Phantom of the Opera
Synopsis
Based on the Andrew Lloyd Webber musical, Christine must choose between Raoul
and her singing teacher, the Phantom. Meanwhile, the Phantom terrifies the rest
of the opera house cast.
What I Thought
I have recently become a tea snob. I don't drink coffee, wine, nor do C
programming. So I need something to be a snob about. But watching this movie
I've found that I've also become a snob about Broadway musicals. I mention this
because it's important to understand my reaction to this movie.
Phantom of the Opera was the first musical I ever saw, way back in college when
I was 20 (you know this is going to be a long review if I start out like that).
Like millions of others, I liked the music, the good singing, and the fun
special effects. But as I attended more and more musicals, I was brought to an
understanding:
Andrew Lloyd Webber is the McDonald's of musicals.
McDonald's, Burger King, and all the others are chemically designed from the
ground-up to taste good. In fact, the flavors in EVERYTHING come from a flavor
laboratory in New Jersey (where you can literally have a french fry-tasting
jelly bean and swear it is a cold, round, chewy, McD's fry). There's nothing
wrong with that since, after all, it's engineered to taste as good to the human
palate as possible.
However, just like with human actors vis a vis CGI actors and Tom Cruise, you
end up yearning for some of that imperfection and quirkiness that a
cookie-cutter engineered food product may not give you.
Yes, the musical. Ahem.
As you get older and more experienced, the palate becomes more sophisticated.

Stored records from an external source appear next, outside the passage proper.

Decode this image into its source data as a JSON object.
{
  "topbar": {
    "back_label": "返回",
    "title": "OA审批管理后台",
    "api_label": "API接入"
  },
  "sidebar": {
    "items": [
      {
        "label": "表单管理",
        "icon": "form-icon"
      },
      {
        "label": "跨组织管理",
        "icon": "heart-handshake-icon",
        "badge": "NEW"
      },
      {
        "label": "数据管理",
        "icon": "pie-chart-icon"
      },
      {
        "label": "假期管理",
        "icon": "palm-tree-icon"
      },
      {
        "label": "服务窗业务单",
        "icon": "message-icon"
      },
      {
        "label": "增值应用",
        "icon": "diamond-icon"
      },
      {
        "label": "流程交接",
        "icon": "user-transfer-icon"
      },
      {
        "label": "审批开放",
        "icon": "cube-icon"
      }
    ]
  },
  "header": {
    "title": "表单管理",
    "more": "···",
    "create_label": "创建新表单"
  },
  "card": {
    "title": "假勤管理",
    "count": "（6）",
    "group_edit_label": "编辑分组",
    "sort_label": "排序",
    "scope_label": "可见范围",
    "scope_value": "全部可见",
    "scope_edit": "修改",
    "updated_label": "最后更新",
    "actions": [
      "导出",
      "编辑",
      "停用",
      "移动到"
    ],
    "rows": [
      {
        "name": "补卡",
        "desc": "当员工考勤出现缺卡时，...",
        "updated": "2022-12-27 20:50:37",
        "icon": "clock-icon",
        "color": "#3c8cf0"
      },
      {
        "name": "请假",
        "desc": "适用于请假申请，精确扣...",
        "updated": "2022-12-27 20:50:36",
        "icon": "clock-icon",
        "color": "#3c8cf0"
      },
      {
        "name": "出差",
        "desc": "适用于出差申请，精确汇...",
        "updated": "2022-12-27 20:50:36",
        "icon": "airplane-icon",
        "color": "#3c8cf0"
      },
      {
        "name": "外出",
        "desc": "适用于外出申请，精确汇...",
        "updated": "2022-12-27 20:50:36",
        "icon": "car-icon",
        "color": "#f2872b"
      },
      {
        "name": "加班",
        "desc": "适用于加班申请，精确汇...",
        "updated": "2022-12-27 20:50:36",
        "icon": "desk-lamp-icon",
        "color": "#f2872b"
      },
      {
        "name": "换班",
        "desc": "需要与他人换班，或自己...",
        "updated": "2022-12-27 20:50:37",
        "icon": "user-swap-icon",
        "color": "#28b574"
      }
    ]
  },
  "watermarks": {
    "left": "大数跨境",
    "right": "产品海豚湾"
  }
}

It's not to say that the palate cannot appreciate Burger King or a
Schwarzenegger action flick, but you begin to notice other fare. The Cheesecake
Factory is no longer a "great restaurant" but rather a "fair to middling fast
food joint with a large menu and tasteless cheesecakes" which you're happy to
visit once in a while but your appetite has been whetted for French-Cambodian
fusion or a particularly juicy filet mignon.
It's before lunch and I'm hungry.
The musical.
Phantom of the Opera (the musical) is designed from the ground up to make you
cry, gasp, laugh. When the thing that happens with the chandelier happens, or
when Music of the Night is sung, you can't help but get some chills. A Burger
King fry is totally tasty too. Yumm!
Sorry.
Unfortunately, all that is gone in the movie version. This movie is almost
word-for-word and scene-for-scene from the musical. The only two changes are 2
or 3 small forward-flashes to peer into the future in black & white, and they
move the chandelier bit further down (normally it's in the middle at the end of
Act 1 before the Masquerade).
But it's a movie. No live music, no special effects. No chills from a live
performance. Think about what's left over from a Whopper or Big Mac if you
remove the taste... wilted lettuce, smushy patty, and underripe tomatoes.
The lip-synching is abominable. The actual version of the music is OK, I've
heard better versions of it. The acting is atrocious with the notable exception
of Minnie Driver who plays Carlotta the Diva. She is hilarious, giving a great
over-the-top and almost parodying performance. I was looking forward to each
scene with her. This is the only character to get an interpretation rather than
a straight transfer-from-musical-to-screen treatment.
If you liked the musical and the CD, you may like the movie (depending on how
big a snob you are). But I couldn't help but feel it needed more cheese.